Fasciitis
Fascia (From Wikipedia, the free encyclopedia) is a layer of fibrous tissue that permeates the human body. Fascia is thin, but very fibrous and strong. Anyone who has skinned chicken breasts or trimmed meat has encountered fascia, the whitish colored thin sheets of tissue between the skin and muscle of the meat. Fascia forms directly under the skin and serves as a strong layer of connective tissue between the skin and muscles underneath it.
The top layer of fascia is superficial fascia, which may be mixed with varying amounts of fat, depending on where it is on the body. The skull and hands have a particularly noticeable layer of superficial fascia which connects the skin to the tissues and bone underneath it. By wriggling your scalp, you can see that superficial fascia is strong but flexible, keeping the skin firmly anchored while allowing its owner to move freely.
Underneath the superficial fascia lies deep fascia, a much more densely packed and strong layer of fascia. Deep fascia covers the muscles in connective tissue aggregations which help to keep the muscles divided and protected. On occasion, this fascia can create tight knots or connective adhesions which act as trigger points which can cause pain. A variety of treatments including myofascial release and stretching are used to treat this condition, which can be debilitating and extremely painful.
The fascia interpenetrates and surrounds muscles, bones, organs, nerves, blood vessels and other structures. Fascia is an uninterrupted, three-dimensional web of tissue that extends from head to toe, from front to back, from interior to exterior. It is responsible for maintaining structural integrity; for providing support and protection; and acts as a shock absorber.
This soft tissue can become restricted due to psychogenic disease, overuse, trauma, infectious agents, or inactivity, often resulting in pain, muscle tension, and corresponding diminished blood flow. As in most tissue, irritation of fascia or muscle causes local inflammation. Chronic inflammation results in fibrosis, or thickening of the connective tissue, and this thickening causes pain and irritation, resulting in reflexive muscle tension that causes more inflammation.
Direct myofascial release seeks for changes in the myofascial structures by stretching, elongation of fascia, or mobilizing adhesive tissues. The practitioner moves slowly through the layers of the fascia until the deep tissues are reached.
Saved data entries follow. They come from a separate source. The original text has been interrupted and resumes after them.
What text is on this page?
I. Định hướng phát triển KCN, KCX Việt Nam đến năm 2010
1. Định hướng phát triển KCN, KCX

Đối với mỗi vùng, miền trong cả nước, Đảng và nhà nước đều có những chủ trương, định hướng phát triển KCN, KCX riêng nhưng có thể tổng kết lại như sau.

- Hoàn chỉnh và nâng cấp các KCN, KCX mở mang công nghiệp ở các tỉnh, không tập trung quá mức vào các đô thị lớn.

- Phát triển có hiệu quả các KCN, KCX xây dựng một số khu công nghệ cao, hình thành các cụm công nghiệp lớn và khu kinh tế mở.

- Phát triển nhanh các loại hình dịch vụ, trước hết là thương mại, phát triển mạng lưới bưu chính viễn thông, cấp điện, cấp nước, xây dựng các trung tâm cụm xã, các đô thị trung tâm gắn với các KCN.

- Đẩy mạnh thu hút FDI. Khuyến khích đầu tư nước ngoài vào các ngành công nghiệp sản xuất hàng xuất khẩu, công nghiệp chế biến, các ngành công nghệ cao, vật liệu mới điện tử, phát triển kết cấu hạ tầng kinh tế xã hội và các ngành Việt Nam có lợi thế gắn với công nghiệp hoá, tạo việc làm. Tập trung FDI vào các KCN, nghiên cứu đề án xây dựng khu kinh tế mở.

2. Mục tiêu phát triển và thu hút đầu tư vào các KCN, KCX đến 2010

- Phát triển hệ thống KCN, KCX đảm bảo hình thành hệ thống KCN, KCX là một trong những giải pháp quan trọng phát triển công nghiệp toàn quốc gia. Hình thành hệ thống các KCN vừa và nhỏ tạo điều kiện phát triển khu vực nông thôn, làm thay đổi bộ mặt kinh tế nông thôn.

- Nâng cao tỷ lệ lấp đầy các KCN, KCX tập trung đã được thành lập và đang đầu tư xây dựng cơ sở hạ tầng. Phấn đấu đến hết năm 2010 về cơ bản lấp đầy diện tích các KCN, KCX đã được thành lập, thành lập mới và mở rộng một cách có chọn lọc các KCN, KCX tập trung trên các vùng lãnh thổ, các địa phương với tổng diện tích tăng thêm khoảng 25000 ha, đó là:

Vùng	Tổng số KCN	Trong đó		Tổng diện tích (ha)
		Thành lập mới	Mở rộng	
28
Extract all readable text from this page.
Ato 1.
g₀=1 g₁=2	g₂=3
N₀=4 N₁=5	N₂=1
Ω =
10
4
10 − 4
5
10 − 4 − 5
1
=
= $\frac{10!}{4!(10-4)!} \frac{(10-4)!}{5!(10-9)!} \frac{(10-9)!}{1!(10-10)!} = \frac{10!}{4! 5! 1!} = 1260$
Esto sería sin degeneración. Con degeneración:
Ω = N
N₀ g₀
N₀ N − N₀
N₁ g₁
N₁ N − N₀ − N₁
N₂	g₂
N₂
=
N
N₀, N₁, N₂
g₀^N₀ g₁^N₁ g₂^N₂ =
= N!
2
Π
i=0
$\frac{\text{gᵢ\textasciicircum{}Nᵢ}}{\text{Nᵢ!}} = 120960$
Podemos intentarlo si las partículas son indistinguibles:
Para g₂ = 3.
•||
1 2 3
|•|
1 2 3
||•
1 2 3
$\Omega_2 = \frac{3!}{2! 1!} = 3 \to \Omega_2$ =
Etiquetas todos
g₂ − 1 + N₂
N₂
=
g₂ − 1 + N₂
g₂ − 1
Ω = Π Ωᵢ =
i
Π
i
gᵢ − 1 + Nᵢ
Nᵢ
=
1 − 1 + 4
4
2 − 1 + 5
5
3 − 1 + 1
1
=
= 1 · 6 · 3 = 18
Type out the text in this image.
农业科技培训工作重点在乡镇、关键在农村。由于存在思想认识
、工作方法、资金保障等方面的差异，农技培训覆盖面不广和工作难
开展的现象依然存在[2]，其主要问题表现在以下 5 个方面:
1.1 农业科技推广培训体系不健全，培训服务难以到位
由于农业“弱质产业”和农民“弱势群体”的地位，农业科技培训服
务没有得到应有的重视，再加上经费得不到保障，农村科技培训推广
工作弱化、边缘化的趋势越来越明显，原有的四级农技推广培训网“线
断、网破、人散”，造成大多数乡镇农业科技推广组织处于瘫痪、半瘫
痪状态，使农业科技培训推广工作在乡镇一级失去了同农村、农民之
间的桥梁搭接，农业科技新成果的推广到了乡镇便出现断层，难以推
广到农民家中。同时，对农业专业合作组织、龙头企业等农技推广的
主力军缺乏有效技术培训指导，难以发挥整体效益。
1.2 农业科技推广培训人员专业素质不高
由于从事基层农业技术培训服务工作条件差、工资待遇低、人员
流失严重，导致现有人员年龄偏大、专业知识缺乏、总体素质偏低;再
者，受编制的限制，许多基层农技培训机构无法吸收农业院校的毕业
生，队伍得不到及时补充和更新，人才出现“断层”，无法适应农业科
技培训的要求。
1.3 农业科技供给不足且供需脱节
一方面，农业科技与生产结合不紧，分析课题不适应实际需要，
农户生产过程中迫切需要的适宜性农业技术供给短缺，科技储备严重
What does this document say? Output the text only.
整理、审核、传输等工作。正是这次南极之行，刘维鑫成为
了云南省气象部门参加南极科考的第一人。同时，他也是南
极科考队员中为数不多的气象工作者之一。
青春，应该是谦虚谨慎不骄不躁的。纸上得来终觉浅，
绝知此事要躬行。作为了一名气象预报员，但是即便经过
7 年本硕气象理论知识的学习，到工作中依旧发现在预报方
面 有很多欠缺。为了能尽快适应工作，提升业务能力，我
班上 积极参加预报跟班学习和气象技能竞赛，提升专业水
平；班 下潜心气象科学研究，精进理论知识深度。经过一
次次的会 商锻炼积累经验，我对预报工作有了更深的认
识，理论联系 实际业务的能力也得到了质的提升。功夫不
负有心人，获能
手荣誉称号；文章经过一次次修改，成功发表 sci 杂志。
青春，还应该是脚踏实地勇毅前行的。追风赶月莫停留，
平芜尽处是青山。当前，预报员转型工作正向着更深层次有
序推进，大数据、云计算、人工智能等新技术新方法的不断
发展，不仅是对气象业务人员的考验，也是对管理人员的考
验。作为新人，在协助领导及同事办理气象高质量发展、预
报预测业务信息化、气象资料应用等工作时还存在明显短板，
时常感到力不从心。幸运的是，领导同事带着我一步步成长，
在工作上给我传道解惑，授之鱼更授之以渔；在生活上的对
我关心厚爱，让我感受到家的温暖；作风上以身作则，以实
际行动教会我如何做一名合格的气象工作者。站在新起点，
Indirect method involves a gentle stretch, with only a few grams of pressure, which allows the fascia to 'unwind' itself. The gentle traction applied to the restricted fascia will result in heat and increased blood flow in the area. This allows the body's inherent ability for self correction to return, thus eliminating pain and restoring the optimum performance of the body.
Plantar Fasciitis
The plantar fascia is a band of tissue, much like a tendon, that starts at your heel and goes along the bottom of your foot. It attaches to each one of the bones that form the ball of your foot. The plantar fascia works like a rubber band between the heel and the ball of your foot to form the arch of your foot. If the band is short, you'll have a high arch, and if it's long, you'll have a low arch, what some people call flatfeet. A pad of fat in your heel covers the plantar fascia to help absorb the shock of walking. Damage to the plantar fascia can be a cause of heel pain.
Exercises that will help?
Stretching exercises are important. Do the stretches described here at least twice a day.
Plantar fascia stretch
To do this stretch, stand straight with your hands against a wall and your injured leg slightly behind your other leg. Keeping your heels flat on the floor, slowly bend both knees. You should feel the stretch in the lower part of your leg. Hold the stretch for 10 to 15 seconds. Repeat the stretch 6 to 8 times.
Calf stretch
Stand with your hands against a wall and your injured leg behind your other leg. With your injured leg straight, your heel flat on the floor and your foot pointed straight ahead, lean slowly forward, bending the other leg. You should feel the stretch in the middle of your calf. Hold the stretch for 10 to 15 seconds. Repeat the stretch 6 to 8 times.
Other exercises
You can also strengthen your leg muscles by standing on the ball of your foot at the edge of a step and rising up as high as possible on your toes. Relax between toe raises and let your heel fall a little lower than the edge of the step.
It's also helpful to strengthen the foot by grabbing a towel with your toes as if you are going to pick up the towel with your foot. Repeat this exercise several times a day.
NOTE: Don't bounce when you stretch.